Mol Cell Biol. 2001 Apr;21(7):2608-16. doi: 10.1128/MCB.21.7.2608-2616.2001.
An abridged prion protein (PrP) molecule of 106 amino acids, designated PrP106, is capable of forming infectious miniprions in transgenic mice (S. Supattapone, P. Bosque, T. Muramoto, H. Wille, C. Aagaard, D. Peretz, H.-O. B. Nguyen, C. Heinrich, M. Torchia, J. Safar, F. E. Cohen, S. J. DeArmond, S. B. Prusiner, and M. Scott, Cell 96:869-878, 1999). We removed additional sequences from PrP106 and identified a 61-residue peptide, designated PrP61, that spontaneously adopted a protease-resistant conformation in neuroblastoma cells. Synthetic PrP61 bearing a carboxy-terminal lipid moiety polymerized into protease-resistant, beta-sheet-enriched amyloid fibrils at a physiological salt concentration. Transgenic mice expressing low levels of PrP61 died spontaneously with ataxia. Neuropathological examination revealed accumulation of protease-resistant PrP61 within neuronal dendrites and cell bodies, apparently causing apoptosis. PrP61 may be a useful model for deciphering the mechanism by which PrP molecules acquire protease resistance and become neurotoxic.

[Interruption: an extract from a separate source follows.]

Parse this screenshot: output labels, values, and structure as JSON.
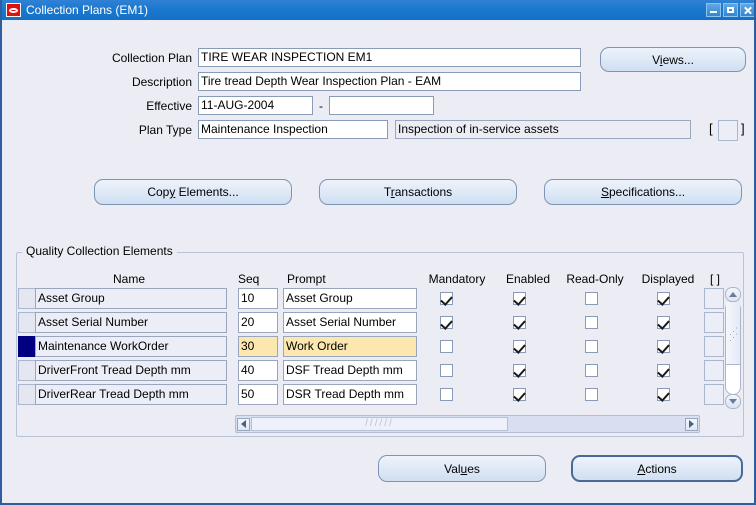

一种由106个氨基酸组成的截短型朊病毒蛋白(PrP)分子,命名为PrP106,能够在转基因小鼠中形成传染性微小朊病毒(S. 苏帕塔蓬、P. 博斯克、T. 村本、H. 维勒、C. 阿加德、D. 佩雷茨、H.-O. B. 阮、C. 海因里希、M. 托尔基亚、J. 萨法尔、F. E. 科恩、S. J. 迪阿尔蒙德、S. B. 普鲁辛纳和M. 斯科特,《细胞》96:869 - 878,1999年)。我们从PrP106中去除了更多序列,并鉴定出一种61个残基的肽,命名为PrP61,它在神经母细胞瘤细胞中自发形成了抗蛋白酶的构象。带有羧基末端脂质部分的合成PrP61在生理盐浓度下聚合成抗蛋白酶的、富含β-折叠的淀粉样纤维。表达低水平PrP61的转基因小鼠会因共济失调而自发死亡。神经病理学检查显示,抗蛋白酶的PrP61在神经元树突和细胞体内积累,显然导致了细胞凋亡。PrP61可能是一个有用的模型,用于解读PrP分子获得抗蛋白酶能力并变得具有神经毒性的机制。